Author: Paul McEntee

A couple of years back we hosted a “Take your daughter or son to work day,” which was a great opportunity for our children to find out what their parents did. We had different activities for the kids to learn about careers and the importance of education in opening up career opportunities. People often ask me what I do for Simpson Strong-Tie and I sometimes laugh about how my son Ryan responded to a questionnaire he filled out that day:

Q.   What is your mom/dad's job?
A.   Goes and gets coffee and sits at his desk

Q.   What does your mom/dad actually do at work?
A.   Walks in the test lab and checks things

When I am not checking things in the lab or sitting at my desk drinking coffee, I manage Engineering Research and Development for Simpson Strong-Tie, focusing on new product development for connectors and lateral systems.

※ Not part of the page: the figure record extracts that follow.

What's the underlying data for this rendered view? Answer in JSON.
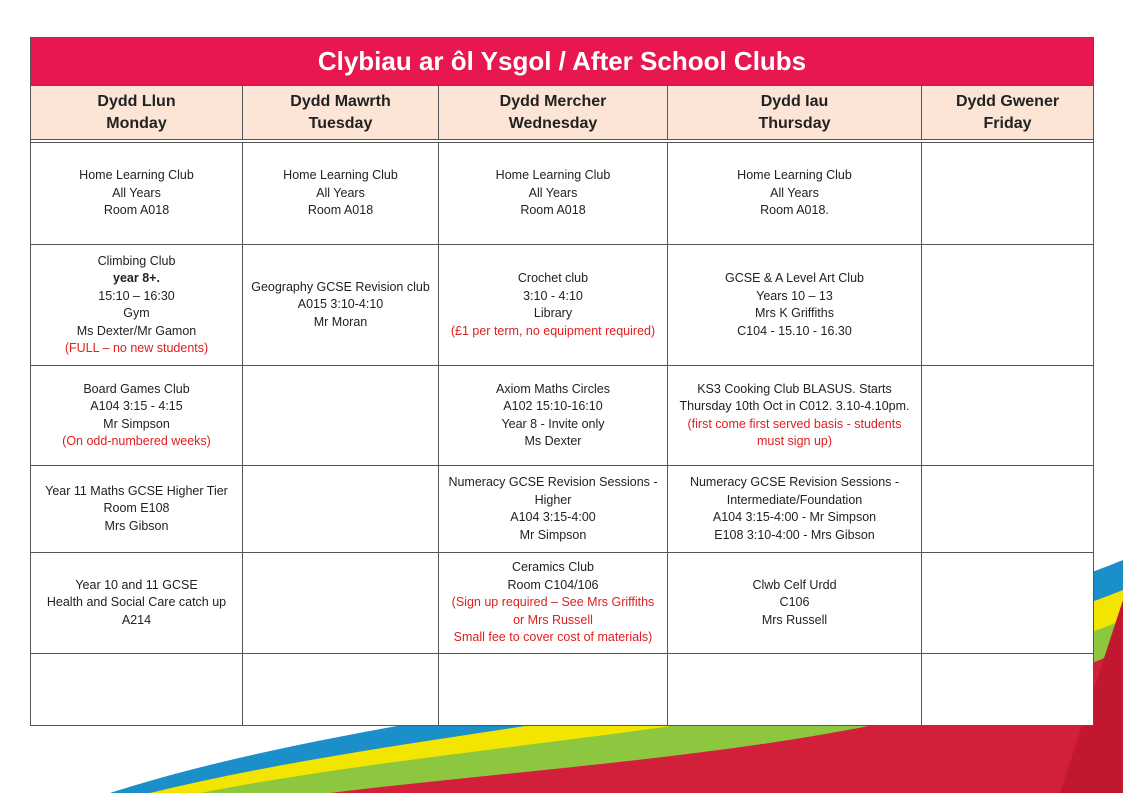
{
  "title": "Clybiau ar ôl Ysgol / After School Clubs",
  "table": {
    "columns": [
      [
        "Dydd Llun",
        "Monday"
      ],
      [
        "Dydd Mawrth",
        "Tuesday"
      ],
      [
        "Dydd Mercher",
        "Wednesday"
      ],
      [
        "Dydd Iau",
        "Thursday"
      ],
      [
        "Dydd Gwener",
        "Friday"
      ]
    ],
    "rows": [
      [
        {
          "lines": [
            "Home Learning Club",
            "All Years",
            "Room A018"
          ]
        },
        {
          "lines": [
            "Home Learning Club",
            "All Years",
            "Room A018"
          ]
        },
        {
          "lines": [
            "Home Learning Club",
            "All Years",
            "Room A018"
          ]
        },
        {
          "lines": [
            "Home Learning Club",
            "All Years",
            "Room A018."
          ]
        },
        null
      ],
      [
        {
          "lines": [
            "Climbing Club",
            {
              "text": "year 8+.",
              "bold": true
            },
            "15:10  – 16:30",
            "Gym",
            "Ms Dexter/Mr Gamon"
          ],
          "notes": [
            "(FULL – no new students)"
          ]
        },
        {
          "lines": [
            "Geography GCSE Revision club",
            "A015 3:10-4:10",
            "Mr Moran"
          ]
        },
        {
          "lines": [
            "Crochet club",
            "3:10  - 4:10",
            "Library"
          ],
          "notes": [
            "(£1 per term, no equipment required)"
          ]
        },
        {
          "lines": [
            "GCSE & A Level Art Club",
            "Years 10 – 13",
            "Mrs K Griffiths",
            "C104  - 15.10 - 16.30"
          ]
        },
        null
      ],
      [
        {
          "lines": [
            "Board Games Club",
            "A104 3:15 - 4:15",
            "Mr Simpson"
          ],
          "notes": [
            "(On odd-numbered weeks)"
          ]
        },
        null,
        {
          "lines": [
            "Axiom Maths Circles",
            "A102 15:10-16:10",
            "Year 8 - Invite only",
            "Ms Dexter"
          ]
        },
        {
          "lines": [
            "KS3 Cooking Club BLASUS. Starts Thursday 10th Oct in C012. 3.10-4.10pm."
          ],
          "notes": [
            "(first come first served basis - students must sign up)"
          ]
        },
        null
      ],
      [
        {
          "lines": [
            "Year 11 Maths GCSE Higher Tier",
            "Room E108",
            "Mrs Gibson"
          ]
        },
        null,
        {
          "lines": [
            "Numeracy GCSE Revision Sessions - Higher",
            "A104 3:15-4:00",
            "Mr Simpson"
          ]
        },
        {
          "lines": [
            "Numeracy GCSE Revision Sessions - Intermediate/Foundation",
            "A104 3:15-4:00  - Mr Simpson",
            "E108  3:10-4:00  - Mrs Gibson"
          ]
        },
        null
      ],
      [
        {
          "lines": [
            "Year 10 and 11 GCSE",
            "Health and Social Care catch up",
            "A214"
          ]
        },
        null,
        {
          "lines": [
            "Ceramics Club",
            "Room C104/106"
          ],
          "notes": [
            "(Sign up required – See Mrs Griffiths or Mrs Russell",
            "Small fee to cover cost of materials)"
          ]
        },
        {
          "lines": [
            "Clwb Celf Urdd",
            "C106",
            "Mrs Russell"
          ]
        },
        null
      ],
      [
        null,
        null,
        null,
        null,
        null
      ]
    ]
  }
}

I graduated from the University of California at Berkeley and I am a licensed Civil and Structural Engineer in California. Prior to joining Simpson Strong-Tie, I worked for 10 years as a consulting structural engineer designing commercial, industrial, multi-family, mixed-use and retail projects. I was fortunate in those years to work at a great engineering firm that did a lot of everything. This allowed me to gain experience designing with wood, structural steel, concrete, concrete block and cold-formed steel as well as working on many seismic retrofits of historic unreinforced masonry buildings.

5 thoughts on “Aren’t We Done Testing Yet?”

  1. From my perspective as a construction engineer, there’s no such thing as too much testing. Knowing how things fail helps to improve them. Knowing how they behave under loading helps to improve the testing methodology. Improving the testing methodology leads to better and more realistic test results. The cycle continues. Perhaps at some point for some components we simply run out of new data obtained from the testing. Until someone discovers a slightly different application.

  2. Looks like the loads you are testing for are not what is important. The tie back load with lateral and vertical movement capacity is what is impotant. We do not want the panel to fall off. Keep on testing.

    1. We did the out-of-plane and vertical load testing and published those loads first, since those are the loads designers are most commonly addressing. The in-plane, F1, loads were the next priority and were challenging tests as far as determining proper boundary conditions in the lab.

      1. David K poses an interesting question. What is the
        tie-back (out-of-plane) capacity during (or subsequent to) the in-plane movement? That is to say, not the in the initial state, but for example after cycling.

        1. For combined in-plane plus out-of-plane loading, our experience with connectors has shown that a simple unity equation works very well although can be too conservative. For hurricane ties, we did an extensive test program at Clemson University to get a better (less conservative) solution for multiple simultaneous loads on a connector. A similar program with curtainwall clips may yield similar results.